Overuse of pesticides is devastating China’s crops, study says

While the Great Recession is over, many of its aftereffects are still being felt—especially in China, where a shift in agricultural practices driven by the economic crisis may have devastating results, according to a new study that spanned 10 years.

In the early 2000s, the Chinese government decided to invest in chemical production facilities, which served them well on the international market until the global recession. Then, as exports plummeted, these facilities began to flood local markets with their products—including now-cheaper insecticides. Farmers began spraying their fields in earnest.

But, according to a study published in Ecological Applications, this sudden surge in pesticide usage had an unusual effect: While helping to eliminate much of a one of the top 100 invasive species, a pest known as the whitefly, it appears to actually have driven the growth of a different subtype of the same species.

This would all be fine and dandy, except for one enormous issue: This now-booming subtype of whitefly is an enormous plant disease carrier—and as of 2012, it had become dominant in all but two of the 28 provinces and territories examined. (Six, including contentious Tibet and Taiwan, were not included in the study.)

Pesky pesticides (or something like that)

The whitefly is not native to China, and has actually invaded 60 other countries in the past two decades as well. These pests have caused enormous agricultural losses, and naturally many countries have turned to pesticides to reign in the damage—but when they are used improperly, it causes even more problems.

This seems to be the case in China, where the majority of crops come from small family farmers. These farmers are generally less educated by their government in terms of proper insecticide use. And because of this, and the sudden availability of pesticides, many have been dousing their crops to eradicate the whiteflies.

But, as the international team of researchers discovered, the two subspecies of whiteflies prominent in China react differently to pesticides. In areas without the chemicals, the non-disease carrying subtype (known as MEAMI, the Middle East-Asia Minor I subtype) almost always out-competes the subtype that spreads plant viruses. But when faced with three different insecticides in their study on tomato and cucumber plants, the MED flies were generally resistant to them—and began to exclude the MEAMI flies entirely.

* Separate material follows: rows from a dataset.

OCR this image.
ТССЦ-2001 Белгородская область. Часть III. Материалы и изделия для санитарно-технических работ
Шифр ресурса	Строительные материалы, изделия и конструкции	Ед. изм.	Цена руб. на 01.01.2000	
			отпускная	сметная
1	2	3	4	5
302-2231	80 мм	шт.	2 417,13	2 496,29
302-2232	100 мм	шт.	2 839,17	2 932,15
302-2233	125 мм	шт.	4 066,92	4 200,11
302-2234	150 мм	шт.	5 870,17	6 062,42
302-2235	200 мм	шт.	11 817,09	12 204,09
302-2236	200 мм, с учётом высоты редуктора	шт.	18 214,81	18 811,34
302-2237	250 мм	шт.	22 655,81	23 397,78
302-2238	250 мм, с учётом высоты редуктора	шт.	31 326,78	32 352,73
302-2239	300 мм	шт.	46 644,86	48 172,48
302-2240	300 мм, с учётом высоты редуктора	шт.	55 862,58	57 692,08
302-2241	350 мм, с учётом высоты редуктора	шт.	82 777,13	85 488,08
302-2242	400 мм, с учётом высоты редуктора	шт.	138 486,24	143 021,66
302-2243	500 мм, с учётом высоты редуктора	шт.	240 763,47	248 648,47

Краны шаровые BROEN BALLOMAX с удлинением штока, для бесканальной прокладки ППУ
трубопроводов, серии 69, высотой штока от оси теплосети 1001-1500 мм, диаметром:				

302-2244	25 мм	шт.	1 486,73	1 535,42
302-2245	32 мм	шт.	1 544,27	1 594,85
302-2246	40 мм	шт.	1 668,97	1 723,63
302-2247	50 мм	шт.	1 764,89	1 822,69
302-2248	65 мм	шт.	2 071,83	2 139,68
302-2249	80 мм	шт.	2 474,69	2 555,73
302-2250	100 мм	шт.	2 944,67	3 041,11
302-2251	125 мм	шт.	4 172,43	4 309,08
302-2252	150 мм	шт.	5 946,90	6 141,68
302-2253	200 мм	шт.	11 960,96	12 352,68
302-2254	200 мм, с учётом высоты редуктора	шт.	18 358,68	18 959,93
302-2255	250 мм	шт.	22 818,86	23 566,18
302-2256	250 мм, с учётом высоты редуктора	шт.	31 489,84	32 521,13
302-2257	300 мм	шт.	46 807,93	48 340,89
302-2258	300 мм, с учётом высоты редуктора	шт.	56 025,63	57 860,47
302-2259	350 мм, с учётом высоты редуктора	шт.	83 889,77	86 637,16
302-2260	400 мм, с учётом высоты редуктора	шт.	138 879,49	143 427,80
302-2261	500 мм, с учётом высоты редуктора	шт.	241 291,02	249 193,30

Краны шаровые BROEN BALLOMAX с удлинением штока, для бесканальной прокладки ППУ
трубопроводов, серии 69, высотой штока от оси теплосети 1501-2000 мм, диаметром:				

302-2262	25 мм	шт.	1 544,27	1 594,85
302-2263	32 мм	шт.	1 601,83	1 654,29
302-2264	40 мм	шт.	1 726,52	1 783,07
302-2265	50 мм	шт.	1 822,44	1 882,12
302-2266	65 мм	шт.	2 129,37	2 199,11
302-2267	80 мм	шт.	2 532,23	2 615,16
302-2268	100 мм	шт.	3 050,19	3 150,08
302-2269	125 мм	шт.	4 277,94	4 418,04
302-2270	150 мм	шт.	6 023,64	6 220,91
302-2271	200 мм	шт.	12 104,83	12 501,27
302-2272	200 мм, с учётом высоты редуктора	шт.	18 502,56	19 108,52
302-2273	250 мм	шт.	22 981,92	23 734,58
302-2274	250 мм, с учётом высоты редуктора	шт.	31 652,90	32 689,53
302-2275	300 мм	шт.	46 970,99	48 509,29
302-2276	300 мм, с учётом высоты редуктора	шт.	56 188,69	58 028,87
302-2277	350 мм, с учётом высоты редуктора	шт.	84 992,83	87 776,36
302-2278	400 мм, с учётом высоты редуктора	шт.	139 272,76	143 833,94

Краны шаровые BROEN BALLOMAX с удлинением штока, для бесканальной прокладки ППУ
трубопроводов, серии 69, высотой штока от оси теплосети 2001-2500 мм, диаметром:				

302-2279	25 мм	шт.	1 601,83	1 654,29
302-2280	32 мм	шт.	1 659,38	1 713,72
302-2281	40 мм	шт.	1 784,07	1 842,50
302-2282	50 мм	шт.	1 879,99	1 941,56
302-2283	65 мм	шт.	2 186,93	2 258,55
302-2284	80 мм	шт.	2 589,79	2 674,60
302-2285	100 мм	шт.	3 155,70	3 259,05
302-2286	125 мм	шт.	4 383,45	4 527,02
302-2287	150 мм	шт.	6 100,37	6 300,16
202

In fact, other studies found that MED (the disease-carrier) is 1200-1900 times more resistant to certain pesticides than MEAMI—which was clearly reflected in its spread across China. As the pesticide use shot up, MED began to dominate.

And as mentioned before, unlike MEAMI, MED is a strong disease vector. In particular, it carries tomato yellow curl leaf virus, a devastating crop disease. In India—which has a farming infrastructure similar to China—outbreaks of the virus lead to 50-100 percent yield losses of tomato crops.

Or, to put it in a different perspective: In the early 2000s, this virus led to a $300 million loss of crops in the US and Europe.

But MED can carry hundreds of viruses that can harm crops, not just tomato yellow curl leaf virus—making it an even more worrisome threat.

There is likely to already be a good amount of damage wrought throughout China's crops, but the Chinese government doesn't make such figures publicly available. However, as the pest has touched (two out of 28) or dominated (26 out of 28) every single studied province, it's safe to say it's more than a small issue.

The problems don’t end there, though: One specific family of pesticides—neonicotinoids—has been tied to the alarming plummet in pollinator populations, like bees. In fact, the European Commission has approved a two-year ban on their widespread use, in efforts to combat the decline of pollinators.

However, Chinese farmers continue to increase their use neonicotinoids and other synthetic insecticides, which as of yet have unknown ecological effects. Meaning it’s not just their crops that are in danger, but their pollinator populations as well—and the other areas of the ecosystem downstream from both of them, too.